Observations of a Global Nomad, Let me introduce you to Logan Thackeray.  Logan...

Let me introduce you to Logan Thackeray. 

Logan is one of the central human characters in the online RPG “Guild Wars 2.” In a way, he’s probably one of the more important characters in general, specifically because of a decision he made. His story is detailed in the rather badly written “Edge of Destiny” novel. 

He’s descended from two characters in the first Guild Wars, who we actually helped to get together. In his youth he was a caravan guard and outgoing adventurer. He met up with a few other adventurers, each representing another race in Tyria, and found common cause in fighting the Elder Dragons, which had arisen and were a threat to the world at large. 

Logan butted heads with the Charr member of their party, Rytlock, mostly because of historical grievances. The Charr had conquered Ascalon, his ancestral home, and were still fighting the humans on different fronts. Over time they bonded as friends and grew to trust each other. 

Logan had some big brother issues. His brother served as a guard to the Queen of the last standing human kingdom in Tyria. They differed over what was a more important duty: guarding royalty, or getting out in the world. 

Anyway, so Logan and his friends start having successes against the various champions of the Elder Dragons, and start feeling competent enough to take on a dragon themselves. They bait Kralkatorrik, the crystal dragon, into attacking them at their prepared position. 

One thing to understand is that these dragons really aren’t just any normal dragons of other fantasy settings. They are much more like manifestations of primal forces. When Kralkatorrik flew south across Ascalon to meet them, the land beneath him corrupted and crystallized, all the living creatures turned into his minions. So it’s a really big deal but they think they can take him down. 

At the crucial moment, Logan’s role was to support Rytlock in dealing the killing blow. But right as this was happening, the queen was under attack, his brother being slain. Logan abandons his friends and rushes to defend her… and he does so successfully, at the cost of one of his friends dying and the dragon continuing to be a threat. It’s suggested that she called to him almost psychically, so it’s possible that he wasn’t in full control of his decisions. 

In any case this, in my view, is a classic case of the Spock Dilemma. The needs of the many outweigh the needs of the few. Logan fell in love with the queen, but not quite in the romantic sense. He fell for her in the way that lots of stories depict that people love their monarchs. But he went a little further in his obsessive need to defend her. Frankly I find it kind of creepy. 

Logan justifies the decision he made by saying that it was more important to save her. She’s not a bad queen, and there are other political forces in power in the human government which would do much worse, so it’s possible he made the right big choice… but it’s still hard to reconcile. 

Over the course of Guild Wars 2, if you play a human, he’ll guide you through your earlier levels and follow parts of your story. He comes to the eventual conclusion, however, that while the dragons are alive nothing is safe, especially not his queen. 

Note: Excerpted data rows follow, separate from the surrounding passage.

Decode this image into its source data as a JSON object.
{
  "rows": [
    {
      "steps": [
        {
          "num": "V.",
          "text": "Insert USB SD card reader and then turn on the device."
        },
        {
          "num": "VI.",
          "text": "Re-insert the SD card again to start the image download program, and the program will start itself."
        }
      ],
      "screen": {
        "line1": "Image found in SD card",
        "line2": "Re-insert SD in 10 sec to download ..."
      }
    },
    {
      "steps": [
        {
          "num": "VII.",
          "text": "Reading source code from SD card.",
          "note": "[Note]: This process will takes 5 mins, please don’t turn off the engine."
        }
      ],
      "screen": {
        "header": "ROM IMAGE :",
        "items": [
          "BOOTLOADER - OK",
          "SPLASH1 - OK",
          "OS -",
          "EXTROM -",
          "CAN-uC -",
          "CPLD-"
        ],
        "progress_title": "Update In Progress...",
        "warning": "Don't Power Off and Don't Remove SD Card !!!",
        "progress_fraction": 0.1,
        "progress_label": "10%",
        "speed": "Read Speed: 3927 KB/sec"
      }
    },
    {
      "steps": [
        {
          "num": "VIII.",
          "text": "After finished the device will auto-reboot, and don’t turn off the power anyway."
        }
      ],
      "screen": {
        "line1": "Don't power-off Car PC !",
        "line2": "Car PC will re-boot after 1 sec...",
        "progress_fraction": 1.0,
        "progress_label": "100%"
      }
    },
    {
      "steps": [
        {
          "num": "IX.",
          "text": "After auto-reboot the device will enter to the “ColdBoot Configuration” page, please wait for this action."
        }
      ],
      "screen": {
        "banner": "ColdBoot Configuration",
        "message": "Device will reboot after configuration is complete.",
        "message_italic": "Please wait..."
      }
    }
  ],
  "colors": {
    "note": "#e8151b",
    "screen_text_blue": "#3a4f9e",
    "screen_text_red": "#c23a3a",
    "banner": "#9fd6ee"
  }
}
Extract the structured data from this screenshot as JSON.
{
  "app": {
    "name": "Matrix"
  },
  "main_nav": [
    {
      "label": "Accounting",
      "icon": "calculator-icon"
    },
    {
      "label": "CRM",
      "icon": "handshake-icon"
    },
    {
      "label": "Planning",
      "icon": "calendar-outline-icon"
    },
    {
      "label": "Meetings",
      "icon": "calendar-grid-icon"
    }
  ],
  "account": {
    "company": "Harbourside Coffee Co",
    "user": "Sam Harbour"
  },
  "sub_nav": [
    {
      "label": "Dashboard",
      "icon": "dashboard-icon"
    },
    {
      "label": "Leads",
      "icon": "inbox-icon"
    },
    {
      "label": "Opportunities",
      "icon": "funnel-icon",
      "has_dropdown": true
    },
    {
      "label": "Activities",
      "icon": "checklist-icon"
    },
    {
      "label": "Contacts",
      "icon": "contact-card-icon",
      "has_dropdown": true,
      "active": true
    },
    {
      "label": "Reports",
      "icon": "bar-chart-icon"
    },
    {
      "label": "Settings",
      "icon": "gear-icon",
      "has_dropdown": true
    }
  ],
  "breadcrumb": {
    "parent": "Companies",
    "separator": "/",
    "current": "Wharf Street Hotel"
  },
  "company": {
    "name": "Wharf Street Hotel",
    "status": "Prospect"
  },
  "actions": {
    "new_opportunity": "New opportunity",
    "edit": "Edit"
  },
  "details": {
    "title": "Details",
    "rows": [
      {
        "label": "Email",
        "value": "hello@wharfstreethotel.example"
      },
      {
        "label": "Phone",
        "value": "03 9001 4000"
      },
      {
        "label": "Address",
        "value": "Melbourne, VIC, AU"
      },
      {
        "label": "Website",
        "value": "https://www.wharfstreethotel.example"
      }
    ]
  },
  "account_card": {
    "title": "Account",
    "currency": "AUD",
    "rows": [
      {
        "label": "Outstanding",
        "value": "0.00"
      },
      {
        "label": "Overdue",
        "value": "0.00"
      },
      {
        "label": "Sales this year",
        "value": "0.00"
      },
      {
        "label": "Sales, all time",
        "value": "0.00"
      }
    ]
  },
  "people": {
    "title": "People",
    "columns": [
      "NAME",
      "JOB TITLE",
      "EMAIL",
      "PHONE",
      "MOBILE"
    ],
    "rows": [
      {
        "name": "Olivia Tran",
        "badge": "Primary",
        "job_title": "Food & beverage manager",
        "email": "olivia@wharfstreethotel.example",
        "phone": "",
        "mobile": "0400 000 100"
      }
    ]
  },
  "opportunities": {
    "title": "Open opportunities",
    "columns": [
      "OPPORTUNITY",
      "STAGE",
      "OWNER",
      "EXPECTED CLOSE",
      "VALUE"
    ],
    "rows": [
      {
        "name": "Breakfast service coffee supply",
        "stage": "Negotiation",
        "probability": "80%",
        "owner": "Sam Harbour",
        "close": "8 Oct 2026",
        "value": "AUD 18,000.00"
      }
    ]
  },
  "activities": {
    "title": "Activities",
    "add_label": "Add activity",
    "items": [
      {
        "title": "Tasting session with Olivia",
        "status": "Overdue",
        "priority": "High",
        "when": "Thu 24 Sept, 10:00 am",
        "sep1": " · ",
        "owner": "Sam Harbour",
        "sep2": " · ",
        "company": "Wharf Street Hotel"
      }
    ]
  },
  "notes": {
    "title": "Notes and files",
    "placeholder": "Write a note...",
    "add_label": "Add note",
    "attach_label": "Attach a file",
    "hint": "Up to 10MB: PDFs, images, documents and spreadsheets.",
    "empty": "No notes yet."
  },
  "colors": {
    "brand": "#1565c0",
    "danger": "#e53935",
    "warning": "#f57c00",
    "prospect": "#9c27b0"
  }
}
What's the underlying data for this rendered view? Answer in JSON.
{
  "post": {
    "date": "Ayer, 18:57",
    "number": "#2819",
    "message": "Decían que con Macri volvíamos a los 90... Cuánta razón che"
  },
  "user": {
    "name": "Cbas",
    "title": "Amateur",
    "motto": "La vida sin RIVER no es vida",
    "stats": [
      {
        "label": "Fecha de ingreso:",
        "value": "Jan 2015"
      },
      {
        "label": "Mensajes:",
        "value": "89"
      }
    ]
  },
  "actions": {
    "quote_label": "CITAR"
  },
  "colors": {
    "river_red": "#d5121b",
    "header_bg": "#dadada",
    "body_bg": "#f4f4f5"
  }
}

Honestly, watching him come to that conclusion made me say “FINALLY” out loud. 

What’s even more annoying is that when he and his friends do try and get back together, they butt heads over the old wounds… and you spend practically the rest of the game getting them to stop acting like jilted teenagers. Indeed, it’s easier getting the various nations and orders to cooperate and ally, than it is getting this group back together.